History: With the assassination of her son Caracalla, the empress considered taking her own life rather than be hunted by Emperor Macrinus. But in that darkest hour an agent of the Kabeiroi presented himself and offered an alternate option, immortality. But it required that the empress fake her own death for the court at Rome. Julia Domna, agreed and had the body of one of her oldest maids mummified and buried in the Mausoleum of Augustus before she an her immortal guide secretly made their way to Samothrace where the empress underwent the Rite of Immortality within the Greater Labyrinth of the Cabiri. The rest they say is history, as Julia awakes periodically and walks the earth in her personal search for her husband's missing head and rumors of the souls of her two dead sons.

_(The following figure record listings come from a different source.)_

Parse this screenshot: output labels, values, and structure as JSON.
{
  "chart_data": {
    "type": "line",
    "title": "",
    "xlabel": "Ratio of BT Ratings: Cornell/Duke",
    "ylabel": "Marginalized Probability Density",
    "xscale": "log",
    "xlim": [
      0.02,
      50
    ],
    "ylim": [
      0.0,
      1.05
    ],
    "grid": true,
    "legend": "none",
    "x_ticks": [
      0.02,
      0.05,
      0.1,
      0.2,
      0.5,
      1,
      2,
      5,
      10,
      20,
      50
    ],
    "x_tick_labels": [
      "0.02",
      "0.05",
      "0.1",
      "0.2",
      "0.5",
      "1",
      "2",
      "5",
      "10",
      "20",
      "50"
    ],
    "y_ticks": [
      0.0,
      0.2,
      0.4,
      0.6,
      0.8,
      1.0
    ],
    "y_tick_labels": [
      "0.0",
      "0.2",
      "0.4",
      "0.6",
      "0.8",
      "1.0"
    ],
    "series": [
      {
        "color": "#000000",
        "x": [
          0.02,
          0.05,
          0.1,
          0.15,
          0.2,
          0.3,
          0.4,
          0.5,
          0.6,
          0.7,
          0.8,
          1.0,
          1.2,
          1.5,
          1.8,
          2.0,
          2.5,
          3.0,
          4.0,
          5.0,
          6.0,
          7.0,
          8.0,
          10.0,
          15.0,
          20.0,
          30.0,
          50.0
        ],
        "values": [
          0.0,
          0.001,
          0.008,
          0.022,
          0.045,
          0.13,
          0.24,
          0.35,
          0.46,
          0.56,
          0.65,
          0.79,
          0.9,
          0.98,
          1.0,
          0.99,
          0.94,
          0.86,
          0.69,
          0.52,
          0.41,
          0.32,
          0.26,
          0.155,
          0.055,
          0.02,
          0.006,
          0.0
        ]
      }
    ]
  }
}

Recent Events: Julia Domna has only recently awakened into this age and having found her native Syria consumed by a fanatical Muslim government, has chosen Beirut, always one of her favorite cities as her current residence. But the dark happenings in Sardinia, the whispers of the dead and her innate intuition have given Julia a sense that awakening in this time and her presence in Beirut are anything but coincidence. She has recently begun to investigate the disappearance of mortals and wraiths in Beirut that has been characterized by a mephitic miasma that is not so much a smell as a spiritual taint. That trail has led her to a small sea-side hotel in the old city of Beirut. If her divinations are to be trusted, then something ancient, evil and powerful has crossed over into the lands of the living. As such, she has sent out missives to those Cabiri who are currently awake and conferred with those still in the Underworld on this matter. Julia knows she has very little time in which to thwart this unnamed malignancy before it metastasizes into a supernatural cancer fatal to the mortal world.